Días de inmenso consuelo espiritual, pero de tremendo desgaste corporal. El Beato veía que de un momento a otro iba a quedar reducido a absoluta inercia, pues la enfermedad avanzaba implacable. Dios dio a entender a Santa Margarita María que no entraba en sus planes que el padre la Colombière recobrara su salud. "Según las miras humanas —escribe la Santa— parece que su salud es de mayor gloria de Dios; mas los sufrimientos le dan una gloria mucho mayor... puesto que el Señor tiene gusto en dar un realce inestimable a sus padecimientos, uniéndolos a los que Él sufrió, para difundirlos después como rocío celestial sobre las semillas que Él esparció en tantos lugares, y hacerla crecer y desarrollarse en su santo amor."
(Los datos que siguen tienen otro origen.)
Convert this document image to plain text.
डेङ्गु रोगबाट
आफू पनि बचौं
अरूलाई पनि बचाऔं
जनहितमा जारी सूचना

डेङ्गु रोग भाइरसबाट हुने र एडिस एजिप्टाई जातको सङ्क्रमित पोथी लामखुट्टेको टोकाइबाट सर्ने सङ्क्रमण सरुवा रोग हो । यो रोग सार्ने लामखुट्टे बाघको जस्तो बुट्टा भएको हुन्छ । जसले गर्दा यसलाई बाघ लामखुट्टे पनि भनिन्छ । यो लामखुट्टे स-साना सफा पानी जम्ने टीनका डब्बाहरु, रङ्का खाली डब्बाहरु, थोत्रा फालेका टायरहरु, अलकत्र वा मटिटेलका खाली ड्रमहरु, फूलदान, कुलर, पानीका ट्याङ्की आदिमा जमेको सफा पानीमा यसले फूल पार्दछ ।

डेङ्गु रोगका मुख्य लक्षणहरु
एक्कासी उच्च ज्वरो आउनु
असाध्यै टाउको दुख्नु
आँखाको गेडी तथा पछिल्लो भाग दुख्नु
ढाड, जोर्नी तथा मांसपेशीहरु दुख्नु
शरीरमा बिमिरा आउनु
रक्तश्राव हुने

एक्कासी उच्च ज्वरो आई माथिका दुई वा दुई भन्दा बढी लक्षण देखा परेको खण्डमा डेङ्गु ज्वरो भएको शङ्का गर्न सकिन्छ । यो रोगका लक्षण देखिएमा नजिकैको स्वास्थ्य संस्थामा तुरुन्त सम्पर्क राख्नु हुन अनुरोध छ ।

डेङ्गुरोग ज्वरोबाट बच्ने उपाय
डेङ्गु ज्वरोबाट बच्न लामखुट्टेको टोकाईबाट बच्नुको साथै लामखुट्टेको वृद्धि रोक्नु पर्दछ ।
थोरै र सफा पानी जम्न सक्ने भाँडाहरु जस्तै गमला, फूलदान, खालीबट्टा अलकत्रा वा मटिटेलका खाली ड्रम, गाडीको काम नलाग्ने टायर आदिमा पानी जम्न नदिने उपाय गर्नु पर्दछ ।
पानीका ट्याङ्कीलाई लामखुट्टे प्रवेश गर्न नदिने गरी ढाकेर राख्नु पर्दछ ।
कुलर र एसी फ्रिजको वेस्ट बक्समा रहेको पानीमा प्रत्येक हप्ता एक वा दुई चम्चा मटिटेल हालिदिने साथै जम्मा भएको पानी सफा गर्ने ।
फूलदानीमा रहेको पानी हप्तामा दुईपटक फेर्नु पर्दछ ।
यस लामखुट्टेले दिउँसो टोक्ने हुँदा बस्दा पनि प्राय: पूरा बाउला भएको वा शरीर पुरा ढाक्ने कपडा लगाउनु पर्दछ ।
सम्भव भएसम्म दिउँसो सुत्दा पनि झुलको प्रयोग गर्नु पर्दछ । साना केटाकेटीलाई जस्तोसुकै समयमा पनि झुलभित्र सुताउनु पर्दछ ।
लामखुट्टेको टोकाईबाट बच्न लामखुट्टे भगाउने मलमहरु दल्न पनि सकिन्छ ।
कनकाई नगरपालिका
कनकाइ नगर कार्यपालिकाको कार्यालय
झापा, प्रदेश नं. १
Así era, en efecto. El invierno de 1681 fue durísimo para el enfermo, a pesar de que ya desde agosto los superiores habían dispuesto que se trasladara desde Lyon a Paray, donde el clima le había de resultar más benigno. Así pareció al principio, durante el otoño, pero el invierno le fue, como decimos, muy duro: "Le he visto dos veces —escribe Santa Margarita— y apenas puede hablar. Tal vez Dios lo permita así a fin de que tenga más tiempo para hablar a su gusto con el Corazón Divino".

Parecía necesario tomar una decisión. Su hermano, el canónigo Florís de la Colombière, arcediano de la catedral de Viena, en el Delfinado, logró permiso de sus superiores para tenerle como huésped en su casa. El 23 de enero de 1682 estaba todo dispuesto para el viaje. Cuando he aquí que llega una señorita con un encargo de parte de Santa Margarita. La Santa rogaba al padre que, si no era contrario a la obediencia, se quedara en Paray "porque el Señor me ha dicho que quiere aquí el sacrificio de su vida".

El superior de la casa fue de la misma opinión, y negó su permiso para el viaje. Sólo quedaban unos días de vida al santo enfermo. El sacrificio total de la vida no iba a tardar en llegar. En efecto, sus condiciones de salud fueron agravándose de día en día. Y el 15 de febrero de aquel mismo año 1682 el Beato Claudio de la Colombière entregaba su alma a Dios. Contaba sólo cuarenta y un años y trece días de edad.

Quedaba sobre la tierra, confortada por su santa muerte, Santa Margarita María. Unas horas después de los funerales decía llena de confianza a una señorita amiga: "Deje ya de afligirse; invóquelo con toda confianza porque él puede socorrernos".

Fue beatificado por el papa Pío XI en 1929.

El Papa Juan Pablo II lo declaró santo en 1992.